This demo script was developed for the DL@MBL 2024 course by Samuel Tonks, Krull Lab University of Birmingham UK, with many inputs and bugfixes from Eduardo Hirata-Miyasaki, Ziwen Liu and Shalin Mehta of CZ Biohub San Francisco.
In this part of the exercise, we will tackle the same supervised image-to-image translation task but use an alternative approach. Here we will explore a generative modelling approach, specifically a conditional Generative Adversarial Network (cGAN).

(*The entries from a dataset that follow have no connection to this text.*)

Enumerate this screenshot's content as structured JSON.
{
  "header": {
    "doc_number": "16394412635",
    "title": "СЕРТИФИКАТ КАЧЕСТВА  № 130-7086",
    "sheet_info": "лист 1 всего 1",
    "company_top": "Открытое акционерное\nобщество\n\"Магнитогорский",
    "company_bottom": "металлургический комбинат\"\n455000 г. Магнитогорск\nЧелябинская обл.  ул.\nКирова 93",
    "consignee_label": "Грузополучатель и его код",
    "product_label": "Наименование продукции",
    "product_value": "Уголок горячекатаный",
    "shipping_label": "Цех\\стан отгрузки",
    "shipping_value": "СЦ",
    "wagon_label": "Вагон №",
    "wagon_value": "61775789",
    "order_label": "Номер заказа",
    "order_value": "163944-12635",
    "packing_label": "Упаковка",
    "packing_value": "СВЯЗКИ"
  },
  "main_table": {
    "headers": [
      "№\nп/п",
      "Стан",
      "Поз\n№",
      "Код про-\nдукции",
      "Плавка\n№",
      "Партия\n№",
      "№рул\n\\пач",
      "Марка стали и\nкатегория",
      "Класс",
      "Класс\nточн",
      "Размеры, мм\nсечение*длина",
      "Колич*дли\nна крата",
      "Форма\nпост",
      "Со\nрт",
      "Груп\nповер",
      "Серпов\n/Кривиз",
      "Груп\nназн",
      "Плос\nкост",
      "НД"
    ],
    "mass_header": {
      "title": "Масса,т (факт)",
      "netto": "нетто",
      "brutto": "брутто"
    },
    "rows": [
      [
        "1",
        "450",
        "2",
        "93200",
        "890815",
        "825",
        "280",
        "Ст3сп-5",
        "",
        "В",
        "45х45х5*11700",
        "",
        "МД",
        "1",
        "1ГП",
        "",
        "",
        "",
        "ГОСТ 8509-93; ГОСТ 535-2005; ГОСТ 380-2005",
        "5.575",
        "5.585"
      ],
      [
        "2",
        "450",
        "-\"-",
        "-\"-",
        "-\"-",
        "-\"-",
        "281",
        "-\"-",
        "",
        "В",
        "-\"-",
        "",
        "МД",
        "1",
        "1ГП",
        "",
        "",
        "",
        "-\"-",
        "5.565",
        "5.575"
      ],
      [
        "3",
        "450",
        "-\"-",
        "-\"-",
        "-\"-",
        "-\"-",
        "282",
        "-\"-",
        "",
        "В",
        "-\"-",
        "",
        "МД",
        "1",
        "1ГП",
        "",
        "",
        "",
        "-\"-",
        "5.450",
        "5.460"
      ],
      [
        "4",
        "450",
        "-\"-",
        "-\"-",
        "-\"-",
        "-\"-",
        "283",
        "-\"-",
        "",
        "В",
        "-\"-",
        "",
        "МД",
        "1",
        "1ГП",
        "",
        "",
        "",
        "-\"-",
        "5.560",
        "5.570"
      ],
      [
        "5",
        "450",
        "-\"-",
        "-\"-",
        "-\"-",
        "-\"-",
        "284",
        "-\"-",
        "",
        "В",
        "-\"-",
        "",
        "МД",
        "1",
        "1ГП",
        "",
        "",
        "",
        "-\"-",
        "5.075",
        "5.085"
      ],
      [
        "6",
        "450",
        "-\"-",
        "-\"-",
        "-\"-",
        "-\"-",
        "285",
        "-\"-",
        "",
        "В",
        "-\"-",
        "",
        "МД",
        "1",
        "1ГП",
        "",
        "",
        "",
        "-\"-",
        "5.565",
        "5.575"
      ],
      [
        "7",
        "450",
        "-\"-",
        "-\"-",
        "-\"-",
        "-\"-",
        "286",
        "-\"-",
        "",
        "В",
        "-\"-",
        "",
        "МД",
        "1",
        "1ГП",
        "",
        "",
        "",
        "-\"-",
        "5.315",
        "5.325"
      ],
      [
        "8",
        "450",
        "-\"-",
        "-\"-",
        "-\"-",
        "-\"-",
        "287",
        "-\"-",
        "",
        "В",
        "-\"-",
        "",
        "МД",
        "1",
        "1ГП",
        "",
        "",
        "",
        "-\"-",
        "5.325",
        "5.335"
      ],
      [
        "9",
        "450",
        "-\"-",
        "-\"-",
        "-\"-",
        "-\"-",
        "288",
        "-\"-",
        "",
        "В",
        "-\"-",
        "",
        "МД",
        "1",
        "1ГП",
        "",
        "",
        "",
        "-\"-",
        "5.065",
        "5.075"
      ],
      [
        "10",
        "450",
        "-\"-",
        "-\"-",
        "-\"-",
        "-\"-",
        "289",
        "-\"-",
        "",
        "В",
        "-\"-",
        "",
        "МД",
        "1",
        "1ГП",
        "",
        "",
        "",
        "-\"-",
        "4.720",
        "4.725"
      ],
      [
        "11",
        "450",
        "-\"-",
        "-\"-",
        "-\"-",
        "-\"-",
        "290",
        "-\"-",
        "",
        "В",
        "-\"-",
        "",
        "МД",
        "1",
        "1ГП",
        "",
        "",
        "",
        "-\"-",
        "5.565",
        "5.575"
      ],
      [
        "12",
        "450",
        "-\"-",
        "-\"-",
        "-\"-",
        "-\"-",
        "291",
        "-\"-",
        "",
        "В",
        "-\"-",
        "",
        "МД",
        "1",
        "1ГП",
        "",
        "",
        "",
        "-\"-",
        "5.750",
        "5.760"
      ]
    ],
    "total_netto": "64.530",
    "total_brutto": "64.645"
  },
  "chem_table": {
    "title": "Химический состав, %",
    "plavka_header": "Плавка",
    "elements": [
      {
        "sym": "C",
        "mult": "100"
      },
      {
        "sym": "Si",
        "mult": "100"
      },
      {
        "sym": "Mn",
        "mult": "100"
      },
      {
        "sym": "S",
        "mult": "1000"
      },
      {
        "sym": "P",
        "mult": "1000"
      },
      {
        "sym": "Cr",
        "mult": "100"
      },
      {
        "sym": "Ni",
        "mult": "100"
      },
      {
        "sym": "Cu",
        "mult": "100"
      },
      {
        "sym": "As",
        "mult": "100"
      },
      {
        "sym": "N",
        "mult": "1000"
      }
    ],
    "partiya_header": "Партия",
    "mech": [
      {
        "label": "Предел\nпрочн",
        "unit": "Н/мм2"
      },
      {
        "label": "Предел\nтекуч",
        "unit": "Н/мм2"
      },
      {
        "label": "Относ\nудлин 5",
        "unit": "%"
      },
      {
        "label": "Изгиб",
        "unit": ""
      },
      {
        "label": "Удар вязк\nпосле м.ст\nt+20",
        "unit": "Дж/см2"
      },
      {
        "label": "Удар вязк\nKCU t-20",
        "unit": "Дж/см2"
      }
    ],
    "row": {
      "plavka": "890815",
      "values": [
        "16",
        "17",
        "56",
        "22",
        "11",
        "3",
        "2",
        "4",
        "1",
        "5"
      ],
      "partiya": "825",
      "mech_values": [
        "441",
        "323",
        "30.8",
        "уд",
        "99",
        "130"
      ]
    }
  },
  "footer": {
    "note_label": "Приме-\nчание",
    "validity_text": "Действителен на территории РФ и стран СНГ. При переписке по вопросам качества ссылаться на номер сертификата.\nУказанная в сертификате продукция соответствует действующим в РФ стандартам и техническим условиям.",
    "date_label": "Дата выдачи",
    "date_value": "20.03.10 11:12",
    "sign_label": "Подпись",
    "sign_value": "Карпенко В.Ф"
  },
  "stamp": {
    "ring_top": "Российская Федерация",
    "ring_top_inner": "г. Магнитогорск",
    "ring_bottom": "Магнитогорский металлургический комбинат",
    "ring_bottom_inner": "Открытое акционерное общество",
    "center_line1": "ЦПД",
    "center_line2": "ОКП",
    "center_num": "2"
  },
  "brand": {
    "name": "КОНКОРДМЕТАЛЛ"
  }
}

The previous regression-based method learns a deterministic mapping from phase contrast to fluorescence. This results in a single virtual staining prediction to the image translation task which often leads to blurry results. Virtual staining is an ill-posed problem; given the phase contrast image, with inherent noise and lack of contrast between the background and the structure of interest, it can be very challenging to virtually stain from the phase contrast image alone. In fact, there is a distribution of possible virtual staining solutions that could come from the phase contrast.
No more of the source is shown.